I wait. Then, I wait some more. Nobody comes in or out of my room for hours. I don't know what's worse: my isolation or my tortures. 

I think mentally wasting away must be better. I have faith that my mentality will hold longer than my body.

Let's not talk about what they did to me, which luckily were mostly physical abuse. I'm sure I must have been affected mentally but it is better not to dwell to deep into it. I would probably go insane, and I don't look good in a body suit, wrapped up and shipped into a mental asylum. 

I just want everything to end already.

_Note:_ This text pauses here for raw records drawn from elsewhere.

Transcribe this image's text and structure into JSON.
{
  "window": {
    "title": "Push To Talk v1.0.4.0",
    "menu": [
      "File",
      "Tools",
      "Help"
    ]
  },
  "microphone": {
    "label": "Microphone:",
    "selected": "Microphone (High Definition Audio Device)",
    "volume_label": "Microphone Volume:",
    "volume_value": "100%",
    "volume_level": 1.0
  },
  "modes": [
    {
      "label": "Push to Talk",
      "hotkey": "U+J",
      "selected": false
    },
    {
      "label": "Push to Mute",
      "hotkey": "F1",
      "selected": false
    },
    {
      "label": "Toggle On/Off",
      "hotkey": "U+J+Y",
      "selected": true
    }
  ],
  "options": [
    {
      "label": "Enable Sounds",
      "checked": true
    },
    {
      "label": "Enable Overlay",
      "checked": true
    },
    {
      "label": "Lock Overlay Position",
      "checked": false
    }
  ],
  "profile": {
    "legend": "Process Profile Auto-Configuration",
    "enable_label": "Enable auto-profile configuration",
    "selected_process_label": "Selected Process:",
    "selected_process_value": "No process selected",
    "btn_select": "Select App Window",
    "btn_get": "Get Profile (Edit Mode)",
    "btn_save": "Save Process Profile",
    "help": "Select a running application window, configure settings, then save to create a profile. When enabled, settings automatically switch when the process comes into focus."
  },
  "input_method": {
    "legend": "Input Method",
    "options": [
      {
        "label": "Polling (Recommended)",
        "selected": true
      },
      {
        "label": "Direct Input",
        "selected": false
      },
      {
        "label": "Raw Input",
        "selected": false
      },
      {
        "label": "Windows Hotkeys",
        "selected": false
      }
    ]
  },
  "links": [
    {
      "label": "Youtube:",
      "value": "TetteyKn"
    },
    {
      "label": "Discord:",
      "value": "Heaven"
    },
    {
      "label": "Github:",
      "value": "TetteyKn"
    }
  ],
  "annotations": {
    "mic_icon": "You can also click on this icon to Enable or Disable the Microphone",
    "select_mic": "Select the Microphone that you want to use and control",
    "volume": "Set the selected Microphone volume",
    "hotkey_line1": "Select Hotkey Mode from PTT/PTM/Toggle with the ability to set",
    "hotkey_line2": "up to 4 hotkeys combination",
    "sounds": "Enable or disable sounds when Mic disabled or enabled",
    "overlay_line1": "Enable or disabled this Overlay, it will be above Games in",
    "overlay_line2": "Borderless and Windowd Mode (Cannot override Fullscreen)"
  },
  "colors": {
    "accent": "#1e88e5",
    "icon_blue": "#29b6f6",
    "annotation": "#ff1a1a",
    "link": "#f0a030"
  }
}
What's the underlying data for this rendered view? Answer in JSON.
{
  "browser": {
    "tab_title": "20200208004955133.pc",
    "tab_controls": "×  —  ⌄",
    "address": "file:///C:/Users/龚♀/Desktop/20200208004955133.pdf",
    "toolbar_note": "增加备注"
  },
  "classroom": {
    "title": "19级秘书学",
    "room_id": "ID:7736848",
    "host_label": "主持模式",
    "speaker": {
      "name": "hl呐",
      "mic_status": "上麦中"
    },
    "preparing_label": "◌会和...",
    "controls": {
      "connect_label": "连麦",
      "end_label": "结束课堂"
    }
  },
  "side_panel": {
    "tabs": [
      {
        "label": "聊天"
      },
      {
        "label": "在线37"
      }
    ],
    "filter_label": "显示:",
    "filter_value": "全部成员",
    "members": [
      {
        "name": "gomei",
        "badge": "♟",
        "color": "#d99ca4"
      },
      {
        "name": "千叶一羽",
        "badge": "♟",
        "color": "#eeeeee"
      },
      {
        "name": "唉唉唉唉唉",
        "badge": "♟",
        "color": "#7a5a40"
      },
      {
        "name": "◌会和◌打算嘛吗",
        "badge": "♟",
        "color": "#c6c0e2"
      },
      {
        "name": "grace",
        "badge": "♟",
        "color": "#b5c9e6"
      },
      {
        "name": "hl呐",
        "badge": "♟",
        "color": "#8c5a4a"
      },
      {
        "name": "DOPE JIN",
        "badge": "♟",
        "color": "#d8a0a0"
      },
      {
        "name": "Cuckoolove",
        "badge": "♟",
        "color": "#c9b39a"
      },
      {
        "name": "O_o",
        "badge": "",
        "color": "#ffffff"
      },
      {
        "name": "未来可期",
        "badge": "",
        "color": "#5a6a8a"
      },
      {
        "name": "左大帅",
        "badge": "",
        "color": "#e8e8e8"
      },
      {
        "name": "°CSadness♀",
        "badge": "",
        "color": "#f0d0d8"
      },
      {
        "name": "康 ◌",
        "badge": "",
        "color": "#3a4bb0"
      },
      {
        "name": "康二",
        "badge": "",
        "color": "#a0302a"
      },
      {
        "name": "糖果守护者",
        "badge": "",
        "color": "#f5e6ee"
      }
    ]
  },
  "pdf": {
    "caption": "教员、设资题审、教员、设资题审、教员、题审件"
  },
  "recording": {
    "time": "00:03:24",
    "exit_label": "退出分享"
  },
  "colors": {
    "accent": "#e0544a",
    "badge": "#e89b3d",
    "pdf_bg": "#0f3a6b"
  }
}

I'm not contemplating death, but giving up sounds so simple, so nice. It's just a damn key. If I just give them the key, everything will be over. Giving up seems so blissful. I should give up. Yes, it sounds so goddamn appealing. 

Yet, there is a tiny voice urging me not to hand it over. It will be the end of everything. I will also probably die right off the bat, or be sold into some black market transaction.

Why am I always stuck in this positition? This is just deja vu. 

I wait some more. I don't even know what I'm waiting for anymore.